By neglecting to state explicitly what makes a ‘good’ teacher, Green fosters an ambiguity that, by the end of the article, she seemingly wants you to resolve by believing in the following howlers:

  • She criticises “proponents of No Child Left Behind” for seeing “standardised testing as the solution” but later quotes with approval findings that show “the top 5 percent of teachers” being able to “impart a year and a half’s worth of learning to students in one year, as judged by standardised tests.” (my emphasis)
  • By constructing a narrative (through the juxtaposition of third-party quotations) the article seems to show that paying teachers more leads to an improved ‘calibre’ of teacher. Measured by? “Standardised test scores”. These quotations, it becomes evident by the end of the article, merely mask the author’s opinion.
  • Green snipes at constructivism, “a theory of learning that emphasises the importance of students’ taking ownership of their own work above all else”. No it doesn’t. Do your homework.
  • She assumes that there is one way to be a ‘good’ teacher, that this is unchanging, and that it is independent of context. Quoting with approval Lemov’s assertion that classroom management is as “learnable as playing a guitar”, Green turns on the hyperbole (in what quickly turns into a puff-piece for Lemov and his book) with phrases such as “he pointed to the screen, their eyes raced after his finger.”

Usually I would ignore this as just another article written by another just another American in just another country. However, it would seem that the even-more-dangerous Michael Gove, a man against whom I tactically voted, is determined to bring the education system in the UK to its knees by a slavish aping of the worst parts of the American education system.

I despair.

9 thoughts on “You don’t ‘build’ better teachers.

  1. When a country like the States insist that students are to be corralled behind ridiculous seats with swivel lids, it’s difficult to take their educatonalists seriously. Lemov’s 49 steps to College include some quite absurd suggestions, like training teachers in stop watch techniques. Teachers like all humans are born, bred, inspired, educated and inculcated and become in due course (we all hope) adults to bring forth the next generation. Question – who’s going to take the blame for Gove, because he does seem to be from another planet, and if we are to dismantle the new GCSE system (lord forgive me as I am no supporter of this latest change) he will wreak yet more change in, that will mean yet more change management needed as we switch back the clock to 1986.

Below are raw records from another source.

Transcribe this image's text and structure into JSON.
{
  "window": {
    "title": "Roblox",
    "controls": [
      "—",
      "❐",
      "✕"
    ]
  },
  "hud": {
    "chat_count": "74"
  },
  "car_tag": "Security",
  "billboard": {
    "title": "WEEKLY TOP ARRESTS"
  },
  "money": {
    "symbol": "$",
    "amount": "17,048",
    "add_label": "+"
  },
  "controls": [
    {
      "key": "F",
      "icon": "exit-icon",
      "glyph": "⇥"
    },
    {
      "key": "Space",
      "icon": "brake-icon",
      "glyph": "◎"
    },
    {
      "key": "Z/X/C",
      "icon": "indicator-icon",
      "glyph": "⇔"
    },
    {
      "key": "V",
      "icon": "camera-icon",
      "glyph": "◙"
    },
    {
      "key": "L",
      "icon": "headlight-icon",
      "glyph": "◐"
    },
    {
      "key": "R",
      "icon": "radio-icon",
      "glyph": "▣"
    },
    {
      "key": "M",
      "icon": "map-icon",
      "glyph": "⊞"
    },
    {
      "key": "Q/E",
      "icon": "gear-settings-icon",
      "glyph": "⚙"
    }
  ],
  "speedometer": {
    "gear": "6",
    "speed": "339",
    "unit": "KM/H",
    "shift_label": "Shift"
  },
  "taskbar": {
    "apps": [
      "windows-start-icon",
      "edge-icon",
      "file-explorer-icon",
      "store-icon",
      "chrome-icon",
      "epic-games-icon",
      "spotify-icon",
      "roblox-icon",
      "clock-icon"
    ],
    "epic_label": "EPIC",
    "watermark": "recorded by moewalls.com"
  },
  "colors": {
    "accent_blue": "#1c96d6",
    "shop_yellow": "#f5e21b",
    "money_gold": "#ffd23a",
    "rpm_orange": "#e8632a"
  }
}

  2. Fawlty Towers had very flat reviews when it first came out; it’s always worth digging a little deeper!

    While I wouldn’t advocate every single one of the techniques proposed (single-seat rows, anyone?!), there are some superb ideas, thoughts and reviews of skills which can be adapted to suit. There are for example some excellent strategies for assessment and differentiation which I hadn’t ever seen or considered, and a very interesting section on the nature of questioning. I’m happy to lend it out, or you can read some sample chapters on Google Books. I’d hate to think any teaching book had to have 100% success to be published!

    1. Every sentence either uttered or spoken has both its actual and symbolic
      meaning. There is an unspoken dimension to everything. I’m guessing that
      Lemov’s book doesn’t open with a questioning of the whole notion of
      schooling? If not, it’s rearranging deckchairs.

  3. What concerns me most about this post Doug is that six years on it does not seem like much has changed in some circles, instead it has gotten louder and louder.